Nicht an einem von ihnen.«
»Nein«, stimmte ich zu, »aber es ist gefährlich. Es liegt einfach so in der Bibliothek herum. Jeder Dahergelaufene könnte es nehmen und darin lesen.«
»Es ist unersetzlich.«
»Das waren die Nazis auch. Außerdem habe ich meiner Mutter versprochen, es nicht zu verbrennen.« Wir standen auf einer der großen Brücken, die die Vorstädte mit Minneapolis verbanden, und schrien uns an, um den Verkehrslärm zu übertönen.
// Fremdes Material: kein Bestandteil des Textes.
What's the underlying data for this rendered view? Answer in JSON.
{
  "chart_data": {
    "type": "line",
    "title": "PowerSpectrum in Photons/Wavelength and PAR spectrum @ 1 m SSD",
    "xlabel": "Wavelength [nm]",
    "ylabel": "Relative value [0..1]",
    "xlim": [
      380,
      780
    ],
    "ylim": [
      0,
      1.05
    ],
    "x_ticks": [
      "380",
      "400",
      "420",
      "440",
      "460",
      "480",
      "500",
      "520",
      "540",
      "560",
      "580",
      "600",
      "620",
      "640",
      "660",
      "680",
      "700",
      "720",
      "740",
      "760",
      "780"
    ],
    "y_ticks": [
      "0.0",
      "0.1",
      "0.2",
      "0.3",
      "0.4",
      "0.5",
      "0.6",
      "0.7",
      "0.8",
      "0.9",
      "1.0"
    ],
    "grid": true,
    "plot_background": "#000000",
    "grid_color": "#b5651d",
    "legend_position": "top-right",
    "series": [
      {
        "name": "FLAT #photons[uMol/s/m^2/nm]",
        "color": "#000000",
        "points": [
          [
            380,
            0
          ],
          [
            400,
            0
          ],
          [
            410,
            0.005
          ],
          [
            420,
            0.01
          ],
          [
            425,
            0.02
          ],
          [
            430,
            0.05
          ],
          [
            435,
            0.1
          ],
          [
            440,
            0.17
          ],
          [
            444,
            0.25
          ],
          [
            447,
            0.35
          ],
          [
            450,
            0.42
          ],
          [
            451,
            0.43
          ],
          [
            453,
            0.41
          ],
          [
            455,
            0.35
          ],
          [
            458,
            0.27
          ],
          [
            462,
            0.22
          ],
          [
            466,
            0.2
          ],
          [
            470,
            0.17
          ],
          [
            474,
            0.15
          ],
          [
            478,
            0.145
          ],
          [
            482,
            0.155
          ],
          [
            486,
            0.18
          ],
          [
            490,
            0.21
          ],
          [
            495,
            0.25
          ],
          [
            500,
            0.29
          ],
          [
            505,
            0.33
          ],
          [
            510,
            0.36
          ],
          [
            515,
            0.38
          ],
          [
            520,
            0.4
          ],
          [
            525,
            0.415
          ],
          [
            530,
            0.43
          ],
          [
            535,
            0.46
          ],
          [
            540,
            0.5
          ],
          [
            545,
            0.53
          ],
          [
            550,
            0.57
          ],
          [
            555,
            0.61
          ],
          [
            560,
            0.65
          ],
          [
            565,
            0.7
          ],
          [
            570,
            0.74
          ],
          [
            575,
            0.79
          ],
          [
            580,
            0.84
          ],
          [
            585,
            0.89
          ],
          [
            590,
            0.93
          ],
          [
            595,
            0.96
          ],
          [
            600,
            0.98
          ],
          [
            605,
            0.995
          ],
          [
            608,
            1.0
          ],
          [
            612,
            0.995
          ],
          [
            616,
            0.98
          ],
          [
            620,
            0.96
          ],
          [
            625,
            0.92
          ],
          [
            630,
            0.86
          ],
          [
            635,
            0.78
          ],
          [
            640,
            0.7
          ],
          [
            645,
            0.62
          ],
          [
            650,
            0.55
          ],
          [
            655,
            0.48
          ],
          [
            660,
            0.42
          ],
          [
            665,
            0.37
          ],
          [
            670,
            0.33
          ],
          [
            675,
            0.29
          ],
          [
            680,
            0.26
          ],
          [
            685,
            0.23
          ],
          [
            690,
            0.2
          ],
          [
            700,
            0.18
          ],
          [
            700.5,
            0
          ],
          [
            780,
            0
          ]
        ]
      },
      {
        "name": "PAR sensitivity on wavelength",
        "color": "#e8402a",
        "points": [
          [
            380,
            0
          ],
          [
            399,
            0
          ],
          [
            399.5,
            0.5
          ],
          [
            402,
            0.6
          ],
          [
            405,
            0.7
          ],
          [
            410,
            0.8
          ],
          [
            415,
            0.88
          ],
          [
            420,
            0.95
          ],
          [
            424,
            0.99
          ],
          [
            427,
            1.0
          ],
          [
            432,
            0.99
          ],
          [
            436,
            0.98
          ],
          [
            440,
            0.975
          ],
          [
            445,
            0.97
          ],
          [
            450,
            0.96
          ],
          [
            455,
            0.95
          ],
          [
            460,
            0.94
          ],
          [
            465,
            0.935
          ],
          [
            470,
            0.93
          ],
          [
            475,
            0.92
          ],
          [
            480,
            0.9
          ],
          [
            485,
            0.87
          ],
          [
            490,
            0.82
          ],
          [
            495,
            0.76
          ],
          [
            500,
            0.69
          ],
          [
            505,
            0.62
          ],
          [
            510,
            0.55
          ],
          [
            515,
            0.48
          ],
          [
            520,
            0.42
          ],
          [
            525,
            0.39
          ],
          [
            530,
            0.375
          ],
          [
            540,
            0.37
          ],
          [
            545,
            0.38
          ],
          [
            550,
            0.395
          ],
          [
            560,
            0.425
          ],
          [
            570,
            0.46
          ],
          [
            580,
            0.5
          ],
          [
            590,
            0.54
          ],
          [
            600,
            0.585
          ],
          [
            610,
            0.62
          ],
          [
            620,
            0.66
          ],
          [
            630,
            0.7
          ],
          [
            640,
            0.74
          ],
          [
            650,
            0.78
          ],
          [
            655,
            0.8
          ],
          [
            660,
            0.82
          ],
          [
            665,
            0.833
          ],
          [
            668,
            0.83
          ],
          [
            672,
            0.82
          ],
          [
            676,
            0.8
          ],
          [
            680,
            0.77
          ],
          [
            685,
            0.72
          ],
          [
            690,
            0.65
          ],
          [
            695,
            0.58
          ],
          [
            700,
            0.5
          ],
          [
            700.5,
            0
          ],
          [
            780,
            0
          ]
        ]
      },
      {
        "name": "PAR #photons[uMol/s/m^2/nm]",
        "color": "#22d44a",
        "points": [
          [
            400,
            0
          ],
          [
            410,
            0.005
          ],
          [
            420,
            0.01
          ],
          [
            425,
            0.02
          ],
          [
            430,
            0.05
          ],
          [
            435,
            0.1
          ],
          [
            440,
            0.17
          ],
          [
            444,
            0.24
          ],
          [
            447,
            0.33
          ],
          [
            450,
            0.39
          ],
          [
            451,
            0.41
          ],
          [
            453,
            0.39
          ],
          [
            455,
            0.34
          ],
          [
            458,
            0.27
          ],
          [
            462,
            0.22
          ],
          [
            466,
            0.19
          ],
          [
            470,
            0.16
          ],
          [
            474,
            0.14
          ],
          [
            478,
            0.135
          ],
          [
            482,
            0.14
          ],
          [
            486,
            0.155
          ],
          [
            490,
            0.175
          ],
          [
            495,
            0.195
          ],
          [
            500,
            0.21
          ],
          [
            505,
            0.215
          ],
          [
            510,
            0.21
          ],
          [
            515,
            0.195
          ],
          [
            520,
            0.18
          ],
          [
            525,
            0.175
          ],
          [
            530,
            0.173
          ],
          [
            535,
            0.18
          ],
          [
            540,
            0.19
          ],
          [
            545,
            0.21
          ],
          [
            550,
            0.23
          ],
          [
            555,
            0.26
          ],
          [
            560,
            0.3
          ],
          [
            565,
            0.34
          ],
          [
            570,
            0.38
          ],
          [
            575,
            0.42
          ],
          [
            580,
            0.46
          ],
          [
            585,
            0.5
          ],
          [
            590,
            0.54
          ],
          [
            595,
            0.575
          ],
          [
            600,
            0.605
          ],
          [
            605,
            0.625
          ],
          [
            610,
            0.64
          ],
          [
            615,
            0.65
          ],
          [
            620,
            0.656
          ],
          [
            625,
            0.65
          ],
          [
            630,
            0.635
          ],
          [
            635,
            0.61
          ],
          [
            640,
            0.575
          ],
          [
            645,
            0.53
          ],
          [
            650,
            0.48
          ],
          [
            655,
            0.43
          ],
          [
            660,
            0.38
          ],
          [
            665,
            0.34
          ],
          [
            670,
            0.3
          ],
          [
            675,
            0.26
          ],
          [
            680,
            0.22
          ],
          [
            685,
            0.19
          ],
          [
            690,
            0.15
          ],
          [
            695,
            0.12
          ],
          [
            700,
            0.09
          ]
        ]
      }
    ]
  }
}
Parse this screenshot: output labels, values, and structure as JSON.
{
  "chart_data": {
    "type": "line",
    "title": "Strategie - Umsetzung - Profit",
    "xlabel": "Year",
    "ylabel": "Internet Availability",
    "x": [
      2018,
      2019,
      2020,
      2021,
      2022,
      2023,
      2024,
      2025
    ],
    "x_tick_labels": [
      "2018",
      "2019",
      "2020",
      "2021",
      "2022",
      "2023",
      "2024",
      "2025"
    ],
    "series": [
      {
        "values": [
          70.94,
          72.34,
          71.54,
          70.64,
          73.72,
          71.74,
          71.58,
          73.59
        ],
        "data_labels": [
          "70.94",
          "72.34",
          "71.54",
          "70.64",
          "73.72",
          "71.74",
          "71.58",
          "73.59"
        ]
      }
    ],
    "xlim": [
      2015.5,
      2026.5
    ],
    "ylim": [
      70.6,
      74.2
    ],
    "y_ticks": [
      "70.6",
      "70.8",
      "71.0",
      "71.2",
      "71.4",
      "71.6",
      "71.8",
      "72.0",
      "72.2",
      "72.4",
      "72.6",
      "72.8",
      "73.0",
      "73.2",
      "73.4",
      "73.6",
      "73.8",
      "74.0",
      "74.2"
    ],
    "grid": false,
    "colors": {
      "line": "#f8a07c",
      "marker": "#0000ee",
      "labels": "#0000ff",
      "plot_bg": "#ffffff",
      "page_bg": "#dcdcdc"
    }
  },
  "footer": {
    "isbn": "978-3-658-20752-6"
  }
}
Es war sehr kühl – vielleicht vier Grad – aber ich war so zappelig, dass ich es kaum bemerkte. »Also wird es bei den Fischen schlafen.«
Ich gab ihm einen Stoß und das Buch der Toten stürzte in die Tiefe – sehr, sehr tief, denn es war eine hohe Brücke – und schlug dann mit einem Klatschen auf dem trüben Wasser auf.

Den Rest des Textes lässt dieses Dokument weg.